The power utility is simply not generating enough electricity to go round.

The biggest power station, Hwange Thermal, is only working at half capacity. Three of its six generators have been hit by a lack of transformers and other spares, once again because there is no foreign exchange to import them.

Three other coal-fired stations, one in Bulawayo, another at Munyati in the Midlands and a third in Harare have not functioned for years. The reason given is that they are too far from the coalfields at Hwange in the far northwest of the country, and this has made them uneconomic. Coal has to travel 550 kilometres by rail from Hwange to Harare, for example.

The country's only hydroelectric power station, on the Kariba Dam across the Zambezi River, is also not running at full-throttle – almost predictably, because of maintenance and cash problems.

But there is a bigger picture, according to ZESA staff.

Zimbabwe imports 35 per cent of its energy from neighbours South Africa, Mozambique and the Democratic Republic of Congo. This region as a whole is suffering a dearth of electricity, and the problem is expected to peak next year.

Countries more efficient and less troubled than Zimbabwe are therefore not exporting as much electricity as in normal times because they first have to meet the needs of domestic consumers.

Nor has Zimbabwe been particularly good at paying its bills. Payments to these benevolent neighbours have often been millions of US dollars in arrears, because the Zimbabwean government cannot raise the funds.

Others say Zimbabwe’s energy supply system was stretched to breaking point by a rural electrification programme launched by President Robert Mugabe after 2000. Many believe the programme was an attempt to boost support among the country’s rural majority after the urban vote went against him and his party in a constitutional referendum and a general election that year.

The main thrust of the campaign was to lay on electricity for all rural schools and business centres, and power was also supplied to the homesteads of many village chiefs, no matter how far away they were from the grid.

This essentially political project swallowed up scarce resources that could have helped expand electricity generation. Nor was there much financial return from it, because the 5,000 or so schools and business centres that benefited do not pay electricity charges as they are too poor.

In an attempt to lure back voters in the towns, Mugabe ordered a freeze on charges, so urban residents fortunate enough to be connected to the grid pay ridiculously low prices. But this measure further depleted the power utility’s revenue base.
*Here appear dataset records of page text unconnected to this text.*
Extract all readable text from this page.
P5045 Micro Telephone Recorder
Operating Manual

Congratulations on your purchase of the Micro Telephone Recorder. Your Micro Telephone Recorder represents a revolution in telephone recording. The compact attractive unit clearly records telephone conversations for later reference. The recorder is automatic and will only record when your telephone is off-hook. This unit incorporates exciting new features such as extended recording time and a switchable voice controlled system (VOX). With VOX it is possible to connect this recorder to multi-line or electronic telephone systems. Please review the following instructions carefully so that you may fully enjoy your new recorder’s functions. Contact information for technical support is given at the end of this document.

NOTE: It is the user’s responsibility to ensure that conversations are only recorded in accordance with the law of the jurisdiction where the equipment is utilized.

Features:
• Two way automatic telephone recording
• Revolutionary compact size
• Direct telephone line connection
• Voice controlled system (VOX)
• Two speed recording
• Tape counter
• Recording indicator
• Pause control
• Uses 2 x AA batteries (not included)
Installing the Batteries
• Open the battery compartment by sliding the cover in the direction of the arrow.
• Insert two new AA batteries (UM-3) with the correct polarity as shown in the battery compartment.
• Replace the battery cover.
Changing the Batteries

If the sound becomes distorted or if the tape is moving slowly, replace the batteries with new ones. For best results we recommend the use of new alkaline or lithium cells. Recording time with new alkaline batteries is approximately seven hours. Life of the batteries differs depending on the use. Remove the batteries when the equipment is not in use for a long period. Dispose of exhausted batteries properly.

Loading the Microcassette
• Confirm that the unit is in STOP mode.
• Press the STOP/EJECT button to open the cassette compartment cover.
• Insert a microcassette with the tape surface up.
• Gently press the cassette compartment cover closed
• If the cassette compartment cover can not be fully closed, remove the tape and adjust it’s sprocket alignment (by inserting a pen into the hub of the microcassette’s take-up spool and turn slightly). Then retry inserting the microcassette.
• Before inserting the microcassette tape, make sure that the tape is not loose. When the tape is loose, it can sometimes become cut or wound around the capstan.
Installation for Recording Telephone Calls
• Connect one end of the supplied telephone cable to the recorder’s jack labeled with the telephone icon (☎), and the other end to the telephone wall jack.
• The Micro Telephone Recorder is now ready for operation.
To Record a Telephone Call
The southern African winter, now coming to an end, is the peak consumption period, and ZESA is only able to meet half the demand. So the company has begun rationing electricity. At peak times, power is diverted to key areas such as manufacturing, leaving residential suburbs in the dark for long periods.

Although the power authority advertises power cut schedules, it rarely ever adheres to them, so people cannot plan their day to take account of the blackouts. Many consume perishables such as milk and meat as quickly as they can, because refrigerators are down for such long periods.
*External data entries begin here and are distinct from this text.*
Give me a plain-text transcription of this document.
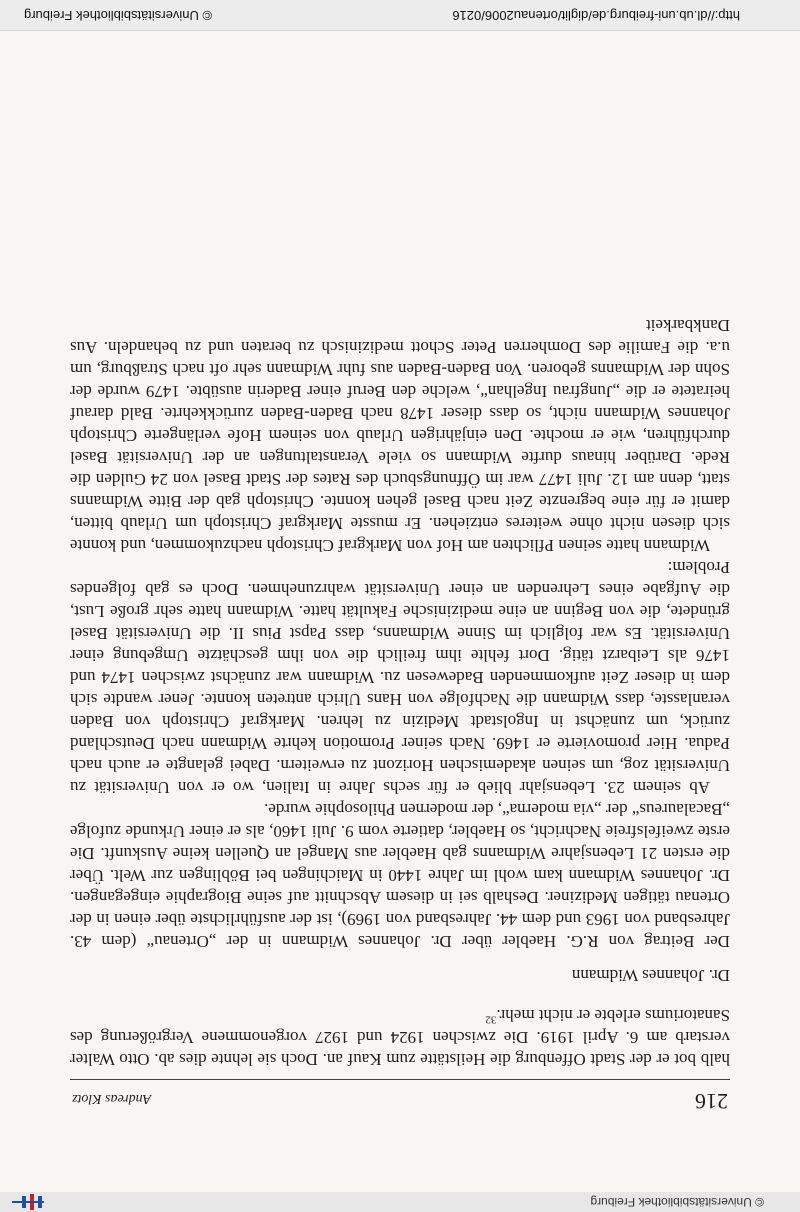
© Universitätsbibliothek Freiburg
216
Andreas Klotz

halb bot er der Stadt Offenburg die Heilstätte zum Kauf an. Doch sie lehnte dies ab. Otto Walter verstarb am 6. April 1919. Die zwischen 1924 und 1927 vorgenommene Vergrößerung des Sanatoriums erlebte er nicht mehr.$^{32}$

Dr. Johannes Widmann

Der Beitrag von R.G. Haebler über Dr. Johannes Widmann in der „Ortenau“ (dem 43. Jahresband von 1963 und dem 44. Jahresband von 1969), ist der ausführlichste über einen in der Ortenau tätigen Mediziner. Deshalb sei in diesem Abschnitt auf seine Biographie eingegangen. Dr. Johannes Widmann kam wohl im Jahre 1440 in Maichingen bei Böblingen zur Welt. Über die ersten 21 Lebensjahre Widmanns gab Haebler aus Mangel an Quellen keine Auskunft. Die erste zweifelsfreie Nachricht, so Haebler, datierte vom 9. Juli 1460, als er einer Urkunde zufolge „Bacalaureus“ der „via moderna“, der modernen Philosophie wurde.

Ab seinem 23. Lebensjahr blieb er für sechs Jahre in Italien, wo er von Universität zu Universität zog, um seinen akademischen Horizont zu erweitern. Dabei gelangte er auch nach Padua. Hier promovierte er 1469. Nach seiner Promotion kehrte Widmann nach Deutschland zurück, um zunächst in Ingolstadt Medizin zu lehren. Markgraf Christoph von Baden veranlasste, dass Widmann die Nachfolge von Hans Ulrich antreten konnte. Jener wandte sich dem in dieser Zeit aufkommenden Badewesen zu. Widmann war zunächst zwischen 1474 und 1476 als Leibarzt tätig. Dort fehlte ihm freilich die von ihm geschätzte Umgebung einer Universität. Es war folglich im Sinne Widmanns, dass Papst Pius II. die Universität Basel gründete, die von Beginn an eine medizinische Fakultät hatte. Widmann hatte sehr große Lust, die Aufgabe eines Lehrenden an einer Universität wahrzunehmen. Doch es gab folgendes Problem:

Widmann hatte seinen Pflichten am Hof von Markgraf Christoph nachzukommen, und konnte sich diesen nicht ohne weiteres entziehen. Er musste Markgraf Christoph um Urlaub bitten, damit er für eine begrenzte Zeit nach Basel gehen konnte. Christoph gab der Bitte Widmanns statt, denn am 12. Juli 1477 war im Öffnungsbuch des Rates der Stadt Basel von 24 Gulden die Rede. Darüber hinaus durfte Widmann so viele Veranstaltungen an der Universität Basel durchführen, wie er mochte. Den einjährigen Urlaub von seinem Hofe verlängerte Christoph Johannes Widmann nicht, so dass dieser 1478 nach Baden-Baden zurückkehrte. Bald darauf heiratete er die „Jungfrau Ingelhan“, welche den Beruf einer Baderin ausübte. 1479 wurde der Sohn der Widmanns geboren. Von Baden-Baden aus fuhr Widmann sehr oft nach Straßburg, um u.a. die Familie des Domherren Peter Schott medizinisch zu beraten und zu behandeln. Aus Dankbarkeit

http://dl.ub.uni-freiburg.de/diglit/ortenau2006/0216
© Universitätsbibliothek Freiburg
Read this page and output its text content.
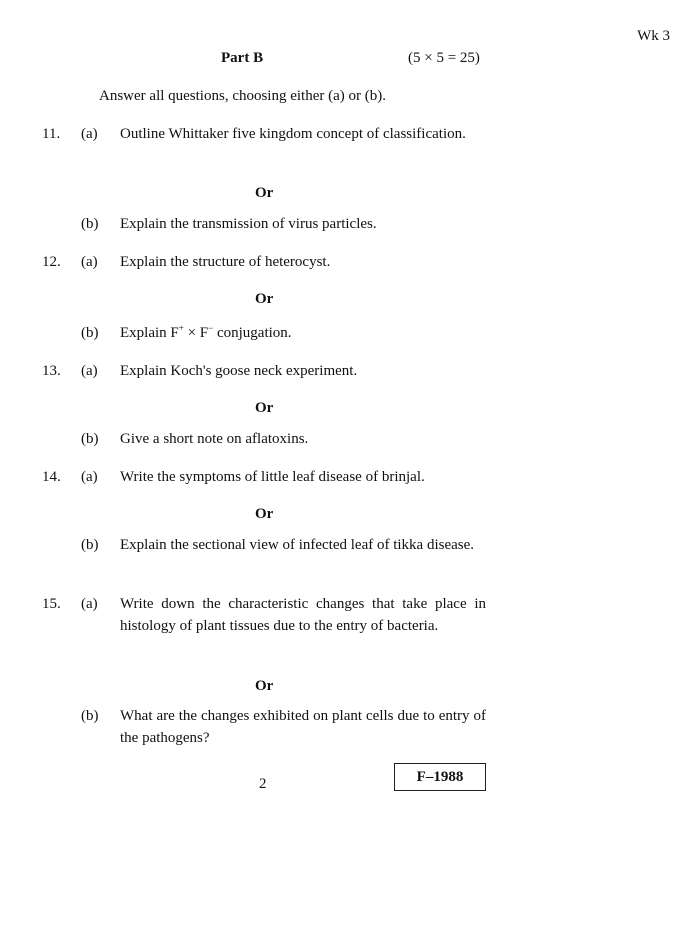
Wk 3
Part B	(5 × 5 = 25)
Answer all questions, choosing either (a) or (b).
11. (a) Outline Whittaker five kingdom concept of classification.
Or
(b) Explain the transmission of virus particles.
12. (a) Explain the structure of heterocyst.
Or
(b) Explain F+ × F− conjugation.
13. (a) Explain Koch's goose neck experiment.
Or
(b) Give a short note on aflatoxins.
14. (a) Write the symptoms of little leaf disease of brinjal.
Or
(b) Explain the sectional view of infected leaf of tikka disease.
15. (a) Write down the characteristic changes that take place in histology of plant tissues due to the entry of bacteria.
Or
(b) What are the changes exhibited on plant cells due to entry of the pathogens?
2	F–1988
Others have resorted to using generators, but these do not come cheap. A diesel generator might cost about 1,000 US dollars, a lot of money in this collapsing economy, and then the owner will need to pay another 1,000 dollars a month to buy enough fuel on the black market to keep it running.
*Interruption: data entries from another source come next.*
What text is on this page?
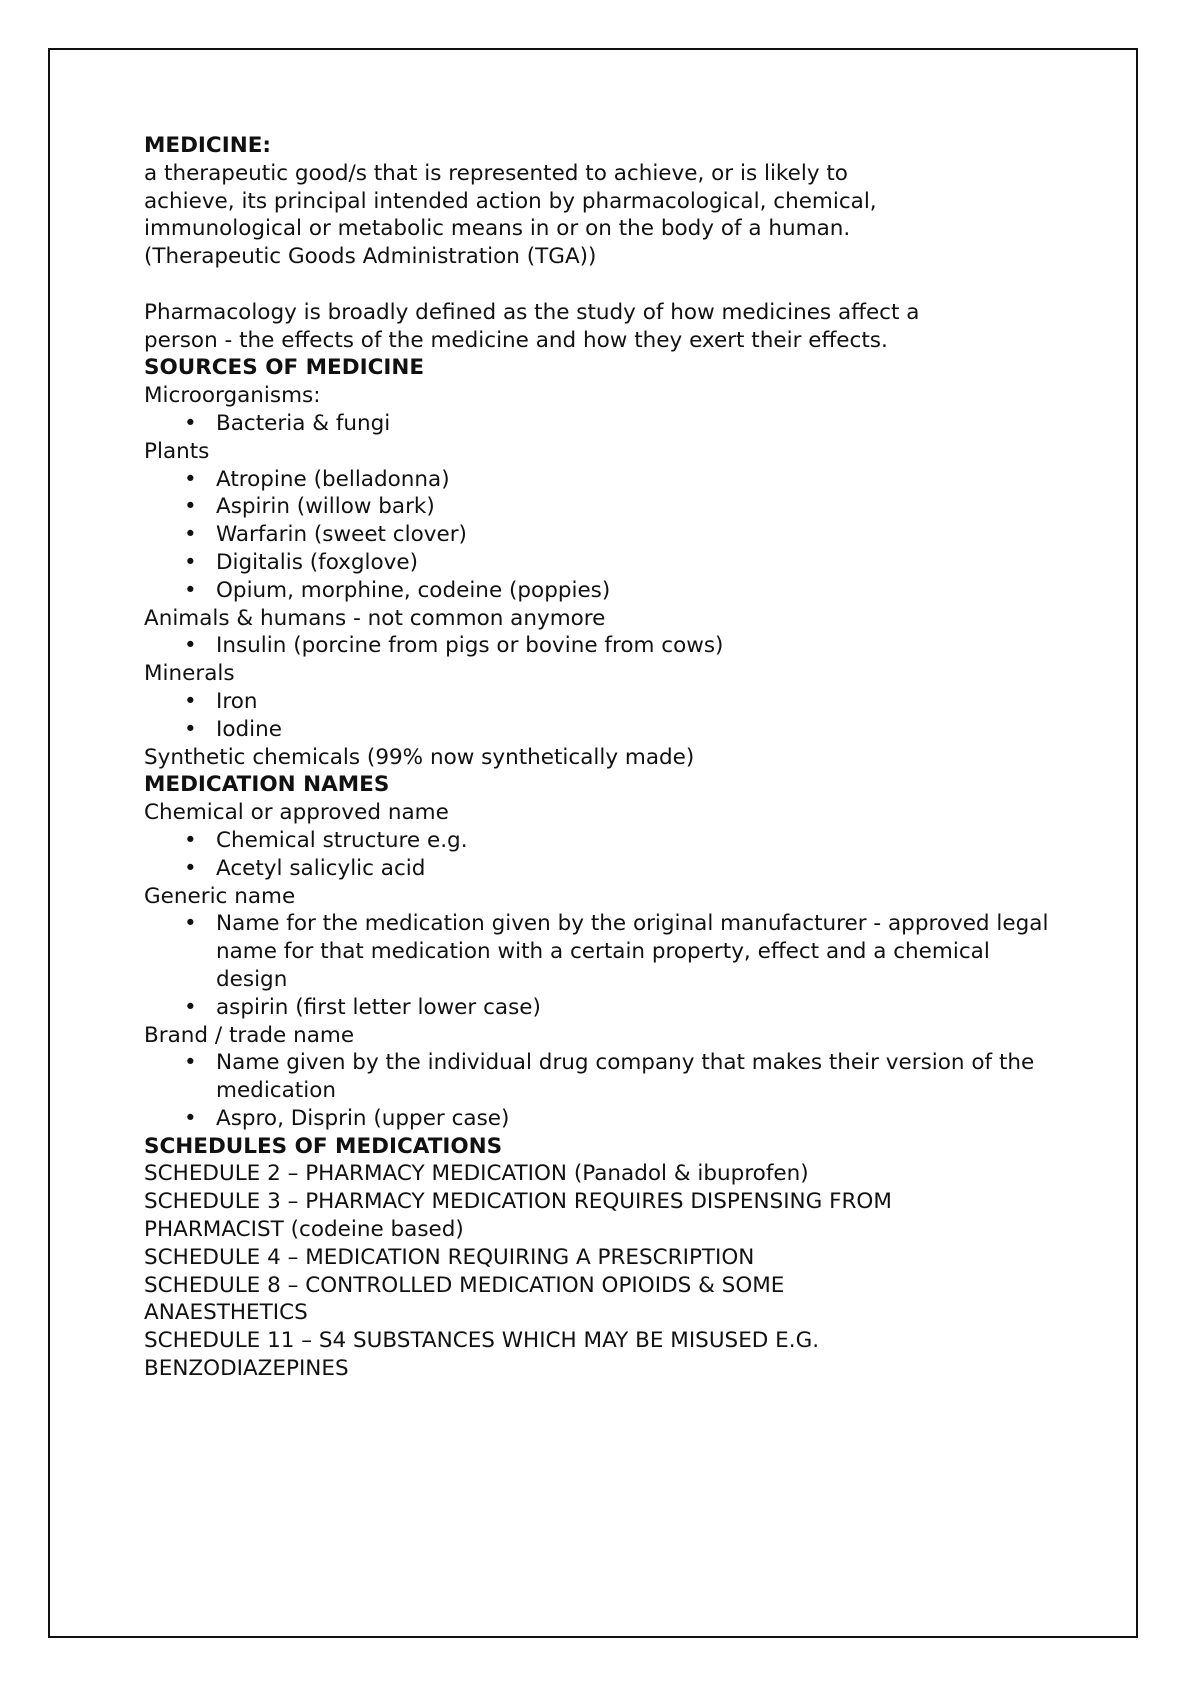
MEDICINE:
a therapeutic good/s that is represented to achieve, or is likely to
achieve, its principal intended action by pharmacological, chemical,
immunological or metabolic means in or on the body of a human.
(Therapeutic Goods Administration (TGA))
Pharmacology is broadly defined as the study of how medicines affect a
person - the effects of the medicine and how they exert their effects.
SOURCES OF MEDICINE
Microorganisms:
• Bacteria & fungi
Plants
• Atropine (belladonna)
• Aspirin (willow bark)
• Warfarin (sweet clover)
• Digitalis (foxglove)
• Opium, morphine, codeine (poppies)
Animals & humans - not common anymore
• Insulin (porcine from pigs or bovine from cows)
Minerals
• Iron
• Iodine
Synthetic chemicals (99% now synthetically made)
MEDICATION NAMES
Chemical or approved name
• Chemical structure e.g.
• Acetyl salicylic acid
Generic name
• Name for the medication given by the original manufacturer - approved legal name for that medication with a certain property, effect and a chemical design
• aspirin (first letter lower case)
Brand / trade name
• Name given by the individual drug company that makes their version of the medication
• Aspro, Disprin (upper case)
SCHEDULES OF MEDICATIONS
SCHEDULE 2 – PHARMACY MEDICATION (Panadol & ibuprofen)
SCHEDULE 3 – PHARMACY MEDICATION REQUIRES DISPENSING FROM
PHARMACIST (codeine based)
SCHEDULE 4 – MEDICATION REQUIRING A PRESCRIPTION
SCHEDULE 8 – CONTROLLED MEDICATION OPIOIDS & SOME
ANAESTHETICS
SCHEDULE 11 – S4 SUBSTANCES WHICH MAY BE MISUSED E.G.
BENZODIAZEPINES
An administrator at one Harare clinic said, "We do not have a generator, so we use candles in the maternity ward and other departments."

Despite now owning their dream house, Tigere - a civil engineer - and his lawyer wife are considering joining the three or four million people who have either emigrated or fled from Robert Mugabe's Zimbabwe.

"My wife and I are skilled people," Tigere told IWPR. "There are countries out there which would jump at the chance of employing us. I know there are many other Zimbabweans in the same predicament."

Benedict Unendoro is the pseudonym of an IWPR contributor in Zimbabwe.